Tender Is the Night much like The Great Gatsby, and other less significant Fitzgerald novels, adopts an elegiac tone, with the loss of innocence, and breakdown of relationships, paramount in the narrative. To compliment this the prose is packed with a poignancy that helps to reinforce the luxuriousness of the novel’s opening, and contrast this with the ensuing depths that the novel seeks fit to explore. The book is separated into three parts of about equal length, each segment containing a major event that helps to stir up the group, and drive the novel’s plot forward. It is this central construction in part that compliments the core themes of the text, with the characters drifting closer together and then further apart amidst the passing of time. The second part in particular is reserved for the origins of the Diver family, helping to fulfill the novel’s future bittersweet intentions by expanding on many of the first part’s mysteries.
Although it may be true that the characters aren’t as memorable as that of Gatsby, or even Tom Buchanan, from The Great Gatsby, the characters presented here are still engaging. Examples of this include the soldier, Tommy Barban, whose allegiance lies with no single country, Dr. Dick Diver himself, the protagonist of much of the novel, who much like Gatsby is a tragic American hero. Other memorable characters include the women of the novel, such as Mary North, Rosemary and Nicole. Nicole is arguably the most interesting character within the novel, remaining an enigma for much of the first part of the book, whilst gradually becoming more transparent as the novel progresses.

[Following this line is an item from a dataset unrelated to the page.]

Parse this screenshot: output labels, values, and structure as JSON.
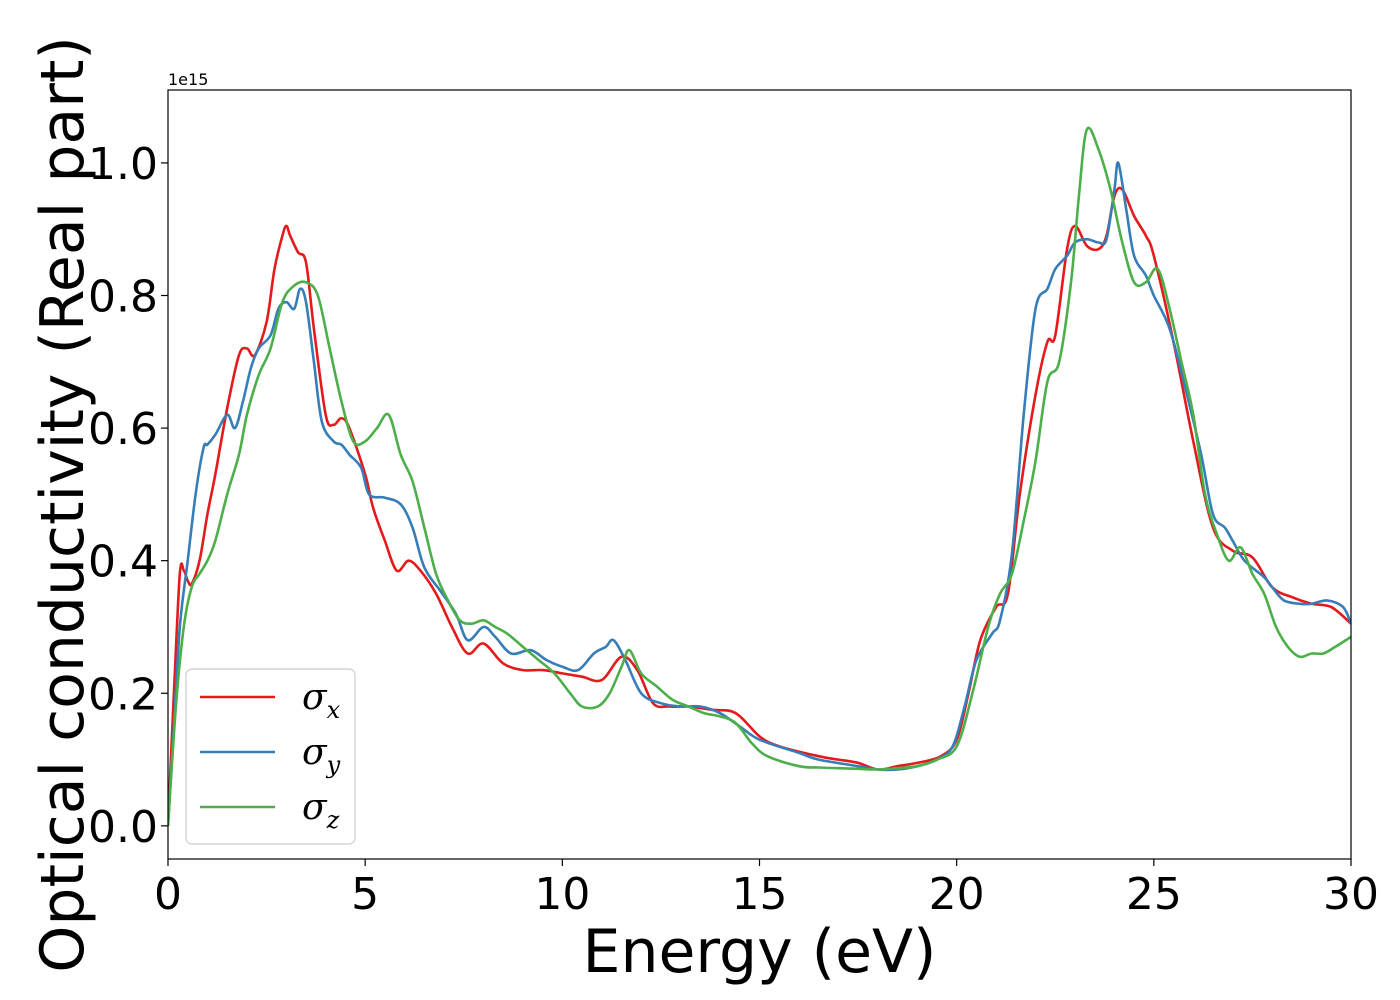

Whilst there should be no allusions that Tender is the Night will ever escape the long shadow cast by its more notable predecessor, it is definitely worth the attention. Whether you are interested in seeing how much of an author’s real life permeates into his work, or just interested in becoming absorbed in a foreign world, in this case the south of France during the 1920’s/early 1930’s, this novel offers enough to warrant, at the very least, a single read; though if necessary there is definitely enough depth to welcome a return.